Though supporters argue the scheme could help restart the economy, many health experts are concerned the plan is flawed due to the fact that there is still uncertainty regarding whether if someone who has recovered from the virus is in fact immune, and if so for how long.
“There is currently no evidence that people who have recovered from COVID-19 and have antibodies are protected from a second infection,” warned the World Health Organization in a post on its website last month.
Onfido hopes to solve this problem by tying the certificate to an individual’s digital identity, allowing it to be updated as new scientific findings about the virus emerge.
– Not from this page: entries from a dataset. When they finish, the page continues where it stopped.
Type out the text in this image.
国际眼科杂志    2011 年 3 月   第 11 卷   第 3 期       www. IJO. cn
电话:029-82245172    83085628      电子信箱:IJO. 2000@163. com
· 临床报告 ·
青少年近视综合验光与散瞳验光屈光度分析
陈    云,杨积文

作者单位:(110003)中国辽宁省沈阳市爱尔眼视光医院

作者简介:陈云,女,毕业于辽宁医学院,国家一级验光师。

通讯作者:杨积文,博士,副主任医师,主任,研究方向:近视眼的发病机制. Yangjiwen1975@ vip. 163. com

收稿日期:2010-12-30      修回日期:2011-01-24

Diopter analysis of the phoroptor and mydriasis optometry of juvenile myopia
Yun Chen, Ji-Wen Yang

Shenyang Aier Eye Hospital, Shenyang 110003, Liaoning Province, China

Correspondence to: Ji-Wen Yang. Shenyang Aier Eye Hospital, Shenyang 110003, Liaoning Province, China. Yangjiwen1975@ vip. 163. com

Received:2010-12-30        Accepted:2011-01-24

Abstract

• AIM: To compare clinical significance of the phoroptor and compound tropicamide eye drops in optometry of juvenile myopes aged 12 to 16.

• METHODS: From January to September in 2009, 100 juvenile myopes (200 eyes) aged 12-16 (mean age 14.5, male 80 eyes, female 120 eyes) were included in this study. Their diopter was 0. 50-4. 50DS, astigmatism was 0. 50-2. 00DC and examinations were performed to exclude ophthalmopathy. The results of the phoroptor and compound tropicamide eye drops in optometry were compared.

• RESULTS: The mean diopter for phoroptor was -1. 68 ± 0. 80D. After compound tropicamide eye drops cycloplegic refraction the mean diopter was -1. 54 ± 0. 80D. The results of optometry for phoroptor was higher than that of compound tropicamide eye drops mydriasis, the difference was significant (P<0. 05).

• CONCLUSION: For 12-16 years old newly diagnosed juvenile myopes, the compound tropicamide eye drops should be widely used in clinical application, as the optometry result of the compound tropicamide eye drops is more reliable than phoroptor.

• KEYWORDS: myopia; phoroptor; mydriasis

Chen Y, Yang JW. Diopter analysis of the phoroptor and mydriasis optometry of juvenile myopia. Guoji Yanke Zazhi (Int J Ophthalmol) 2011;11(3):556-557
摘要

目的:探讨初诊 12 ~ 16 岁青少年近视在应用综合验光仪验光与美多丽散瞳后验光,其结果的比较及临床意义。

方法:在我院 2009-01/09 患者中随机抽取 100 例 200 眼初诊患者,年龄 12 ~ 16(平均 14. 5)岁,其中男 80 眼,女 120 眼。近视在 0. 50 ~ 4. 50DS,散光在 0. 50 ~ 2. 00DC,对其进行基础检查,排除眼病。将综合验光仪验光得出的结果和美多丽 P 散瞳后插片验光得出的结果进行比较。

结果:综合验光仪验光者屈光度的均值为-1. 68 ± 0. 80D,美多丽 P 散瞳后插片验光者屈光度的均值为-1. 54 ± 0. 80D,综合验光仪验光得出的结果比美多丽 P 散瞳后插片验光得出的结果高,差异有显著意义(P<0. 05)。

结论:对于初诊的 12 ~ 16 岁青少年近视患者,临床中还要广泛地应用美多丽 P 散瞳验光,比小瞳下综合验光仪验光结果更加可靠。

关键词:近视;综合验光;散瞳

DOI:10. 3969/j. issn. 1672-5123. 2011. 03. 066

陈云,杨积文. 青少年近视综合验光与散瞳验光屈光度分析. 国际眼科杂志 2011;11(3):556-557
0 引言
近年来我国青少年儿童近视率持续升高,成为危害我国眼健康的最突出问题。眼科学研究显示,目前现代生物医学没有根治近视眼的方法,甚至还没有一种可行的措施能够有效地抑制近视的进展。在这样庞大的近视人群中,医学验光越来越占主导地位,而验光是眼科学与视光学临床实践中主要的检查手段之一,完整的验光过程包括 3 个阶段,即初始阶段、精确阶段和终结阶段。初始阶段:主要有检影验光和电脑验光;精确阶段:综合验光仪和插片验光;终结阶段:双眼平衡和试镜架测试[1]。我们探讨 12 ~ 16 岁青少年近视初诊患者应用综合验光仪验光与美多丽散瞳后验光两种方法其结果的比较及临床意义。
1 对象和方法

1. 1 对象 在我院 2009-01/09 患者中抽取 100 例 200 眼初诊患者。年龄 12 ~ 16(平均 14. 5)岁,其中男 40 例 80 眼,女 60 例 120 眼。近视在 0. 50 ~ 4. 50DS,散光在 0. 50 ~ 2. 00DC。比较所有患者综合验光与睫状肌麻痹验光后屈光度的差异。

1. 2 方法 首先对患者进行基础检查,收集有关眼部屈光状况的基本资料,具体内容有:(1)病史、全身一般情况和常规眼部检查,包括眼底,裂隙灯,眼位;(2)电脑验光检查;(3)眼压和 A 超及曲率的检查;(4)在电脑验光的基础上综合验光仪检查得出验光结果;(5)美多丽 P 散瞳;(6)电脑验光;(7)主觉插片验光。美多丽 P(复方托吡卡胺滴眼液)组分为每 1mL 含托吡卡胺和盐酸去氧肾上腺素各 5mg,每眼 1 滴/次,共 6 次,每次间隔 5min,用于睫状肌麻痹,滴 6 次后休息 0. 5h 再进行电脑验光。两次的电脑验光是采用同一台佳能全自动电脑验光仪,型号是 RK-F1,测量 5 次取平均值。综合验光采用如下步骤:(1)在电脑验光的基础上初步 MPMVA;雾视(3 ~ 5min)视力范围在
Onfido’s solution would work by having the user take a selfie as well as a picture of their valid government ID, and have a facial recognition system verify that the two match. Upon authentication, the user’s identity would then be linked to their official test result.
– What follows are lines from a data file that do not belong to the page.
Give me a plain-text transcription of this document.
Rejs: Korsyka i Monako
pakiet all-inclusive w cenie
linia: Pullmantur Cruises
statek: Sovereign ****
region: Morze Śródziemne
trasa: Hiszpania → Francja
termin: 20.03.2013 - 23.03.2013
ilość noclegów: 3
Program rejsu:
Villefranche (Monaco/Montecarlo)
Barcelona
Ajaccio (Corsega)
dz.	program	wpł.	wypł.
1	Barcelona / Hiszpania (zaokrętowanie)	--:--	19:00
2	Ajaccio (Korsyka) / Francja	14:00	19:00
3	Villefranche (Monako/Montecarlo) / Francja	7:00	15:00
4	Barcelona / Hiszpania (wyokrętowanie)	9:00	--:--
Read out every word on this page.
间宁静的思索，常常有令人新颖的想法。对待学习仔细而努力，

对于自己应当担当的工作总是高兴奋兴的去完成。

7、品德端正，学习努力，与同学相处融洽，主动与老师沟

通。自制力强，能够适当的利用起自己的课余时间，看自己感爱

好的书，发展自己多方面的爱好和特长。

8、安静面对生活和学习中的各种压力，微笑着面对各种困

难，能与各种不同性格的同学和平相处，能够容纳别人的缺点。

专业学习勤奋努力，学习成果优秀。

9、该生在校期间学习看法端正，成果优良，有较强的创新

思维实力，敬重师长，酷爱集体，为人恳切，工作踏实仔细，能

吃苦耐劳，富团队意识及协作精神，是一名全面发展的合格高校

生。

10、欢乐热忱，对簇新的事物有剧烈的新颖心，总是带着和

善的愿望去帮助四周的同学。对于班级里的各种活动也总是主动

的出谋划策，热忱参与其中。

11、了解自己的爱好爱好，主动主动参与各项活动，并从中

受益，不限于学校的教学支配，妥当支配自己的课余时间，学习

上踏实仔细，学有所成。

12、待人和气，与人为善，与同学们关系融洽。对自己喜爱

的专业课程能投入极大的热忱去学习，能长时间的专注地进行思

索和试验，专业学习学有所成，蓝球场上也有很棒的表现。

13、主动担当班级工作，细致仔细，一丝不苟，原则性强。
Upon arrival at their workplace they would take another selfie that unlocks a QR code in the app that would then be scanned by reception. If their test result says they are immune then they are allowed to enter the workplace, otherwise they are denied entry. The system could also be adjusted based on whatever new discoveries are made by the medical community.
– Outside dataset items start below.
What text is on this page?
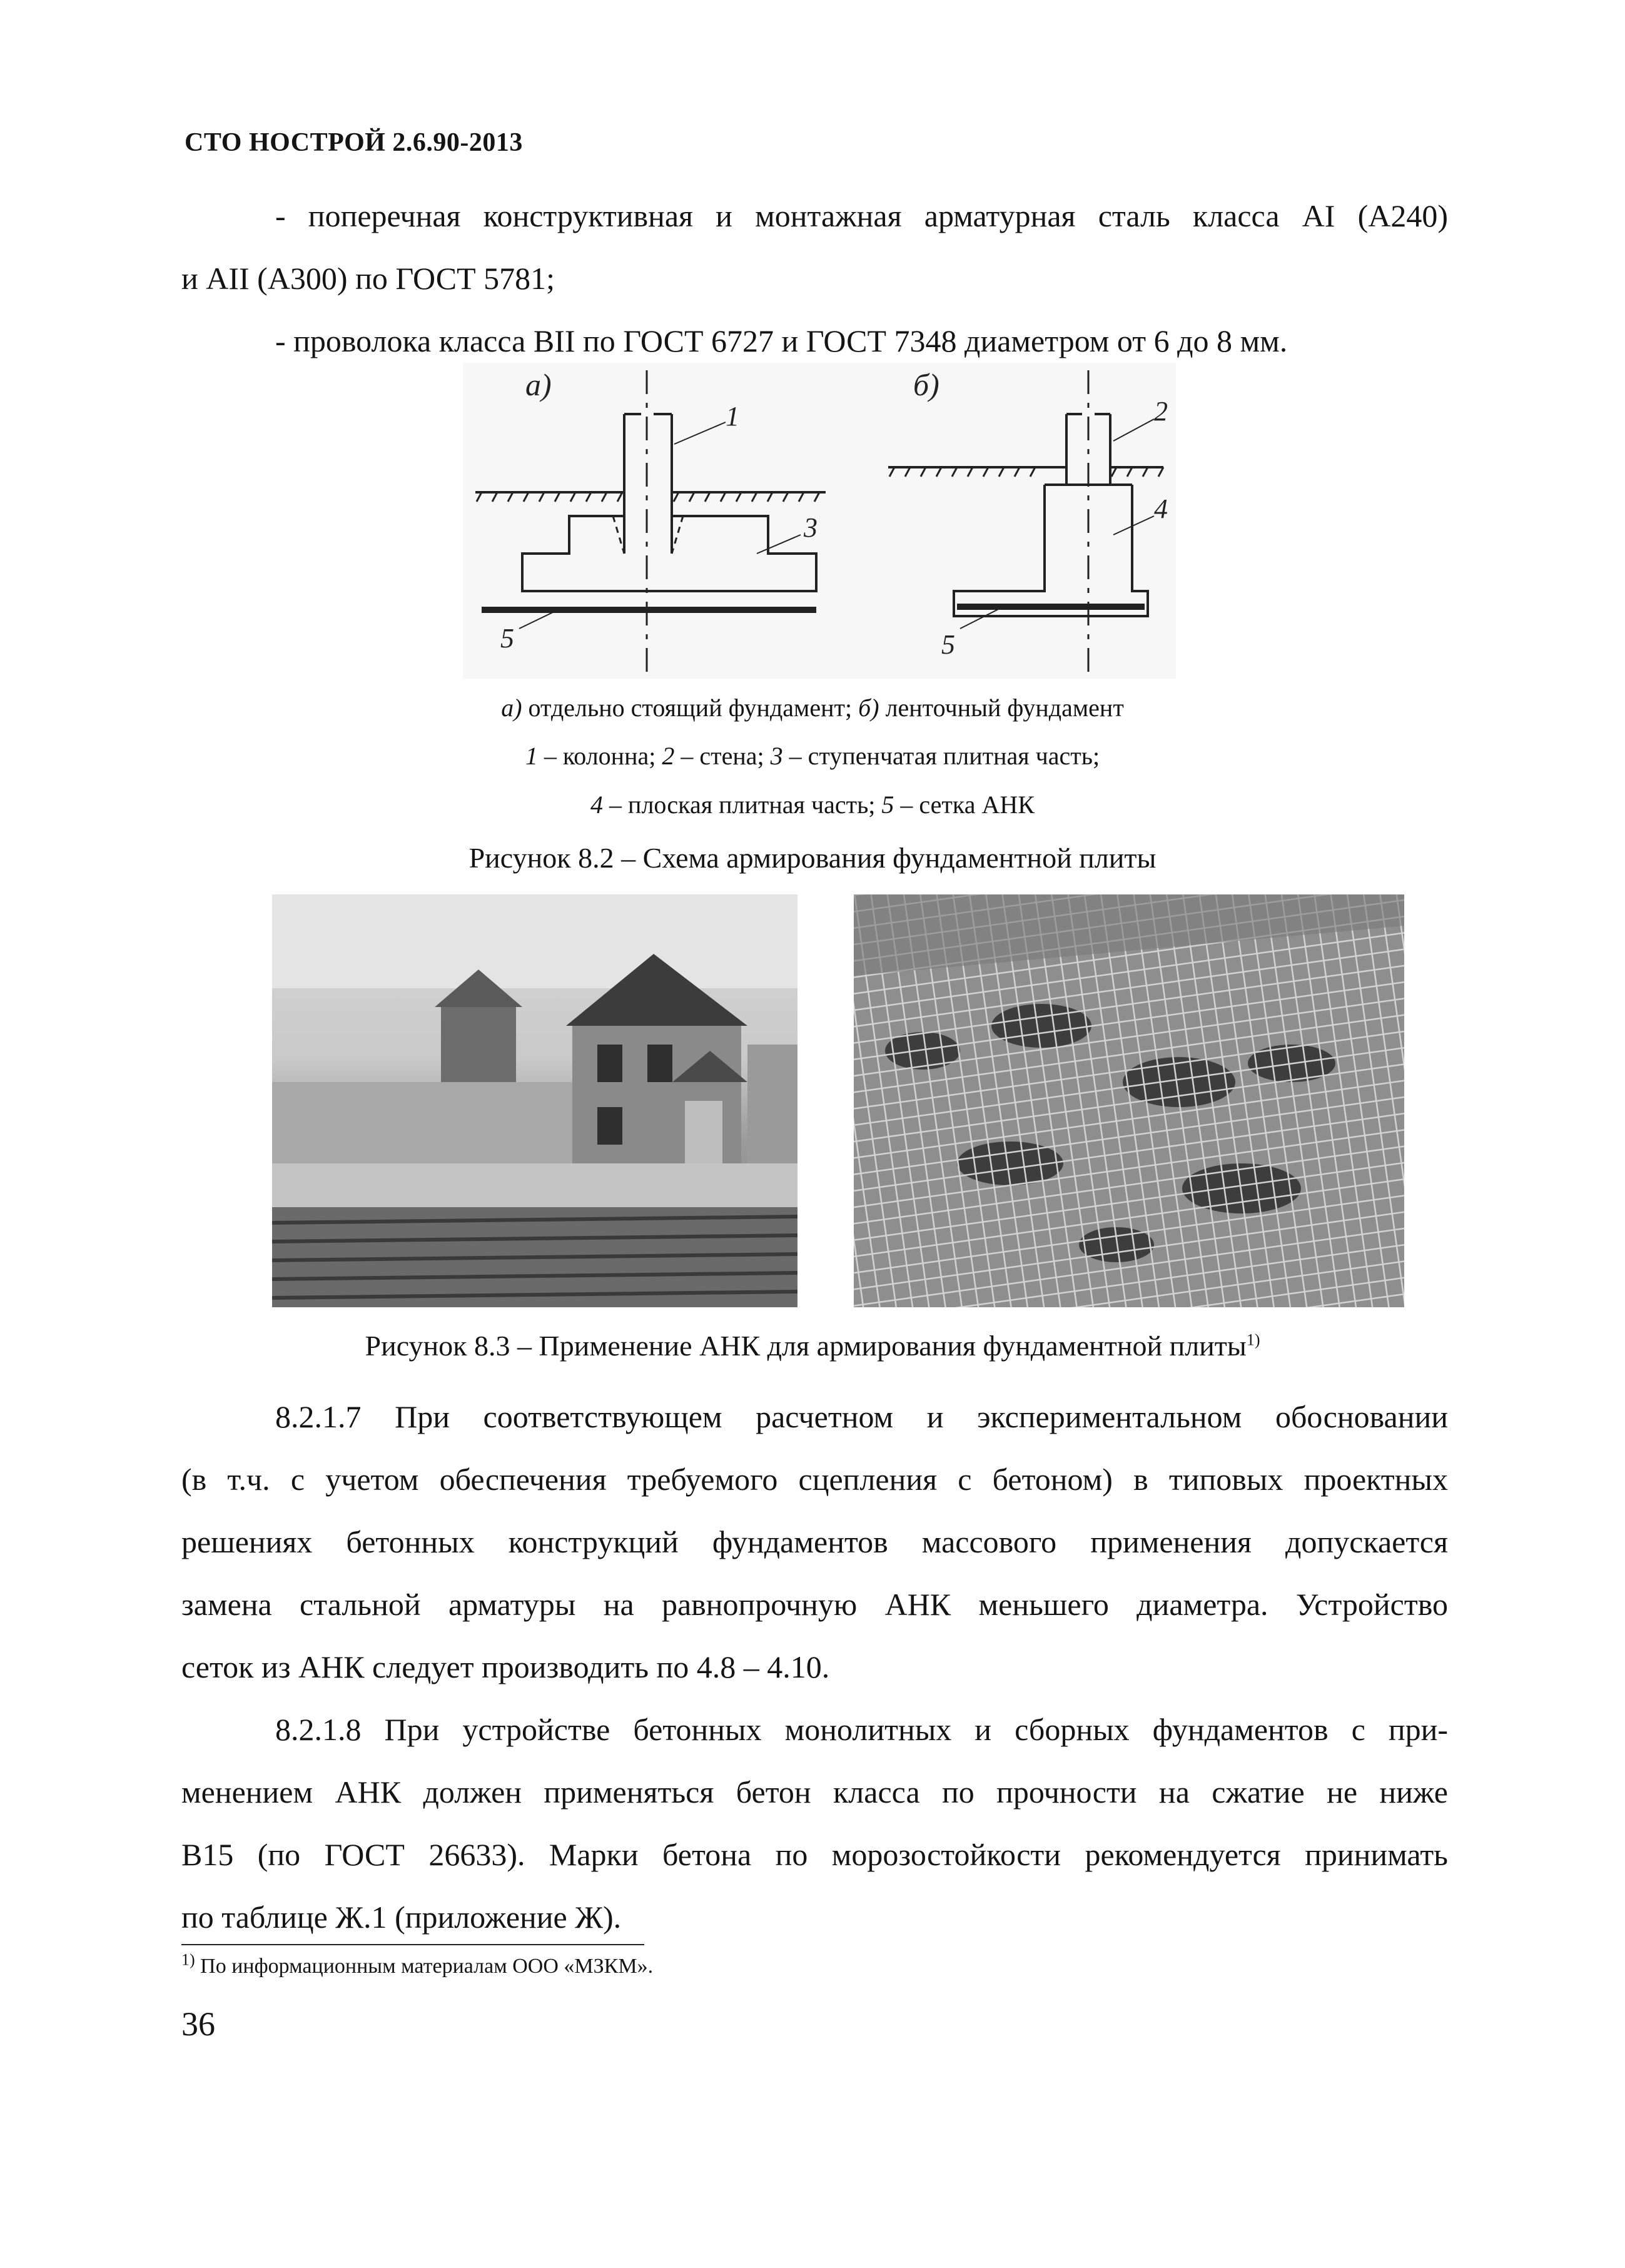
СТО НОСТРОЙ 2.6.90-2013
- поперечная конструктивная и монтажная арматурная сталь класса AI (A240)
и AII (A300) по ГОСТ 5781;
- проволока класса BII по ГОСТ 6727 и ГОСТ 7348 диаметром от 6 до 8 мм.
а)	б)
1
3
5
2
4
5
а) отдельно стоящий фундамент; б) ленточный фундамент
1 – колонна; 2 – стена; 3 – ступенчатая плитная часть;
4 – плоская плитная часть; 5 – сетка АНК
Рисунок 8.2 – Схема армирования фундаментной плиты
Рисунок 8.3 – Применение АНК для армирования фундаментной плиты$^{1)}$
8.2.1.7 При соответствующем расчетном и экспериментальном обосновании
(в т.ч. с учетом обеспечения требуемого сцепления с бетоном) в типовых проектных
решениях бетонных конструкций фундаментов массового применения допускается
замена стальной арматуры на равнопрочную АНК меньшего диаметра. Устройство
сеток из АНК следует производить по 4.8 – 4.10.
8.2.1.8 При устройстве бетонных монолитных и сборных фундаментов с при-
менением АНК должен применяться бетон класса по прочности на сжатие не ниже
B15 (по ГОСТ 26633). Марки бетона по морозостойкости рекомендуется принимать
по таблице Ж.1 (приложение Ж).
$^{1)}$ По информационным материалам ООО «МЗКМ».
36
“Let’s say in January, there’s a set of tests that are carried out, and then in February, it transpires that those tests were faulty,” Onfido CEO Husayn Kassai told TNW. “With a digital system, you can just make those void.”
Kassai’s proposal includes a ‘traffic light’ system that would reflect any changing views regarding the virus, where if new findings cast doubt on a green light for an individual’s passport it can be automatically changed to amber to show a new test is needed.
However, some critics of the system fear it could divide society between those who are free and those who are not, leading to new problems.
“If a test result is a requirement for a resumption of work, strategies to ‘game’ the system may arise,” warned The Scientific Pandemic Influenza group on Behaviors (SPI-B), an organization that advises the U.K. government on public responses to lockdown measures. “These include people deliberately seeking out infection or attempting to purchase a fake test result, commercial organizations selling unapproved tests, or approved tests becoming available through private organizations at prices that make them unavailable to most.”
Though Kassai calls this a “legitimate concern”, he still believes in immunity passports’ ability to benefit the public, so long as the data contained within them is secure.
On that front, Kassai said Onfido plans to ensure data security by storing each individual user’s account on its own private server, isolating them from one another in case of a data breach. Also, user accounts would only contain their photo and test results, with no other personal information collected.
“They only need to know the results and they only need to know that it belongs to you,” said Kassai. “They don’t need any of your other personal information.”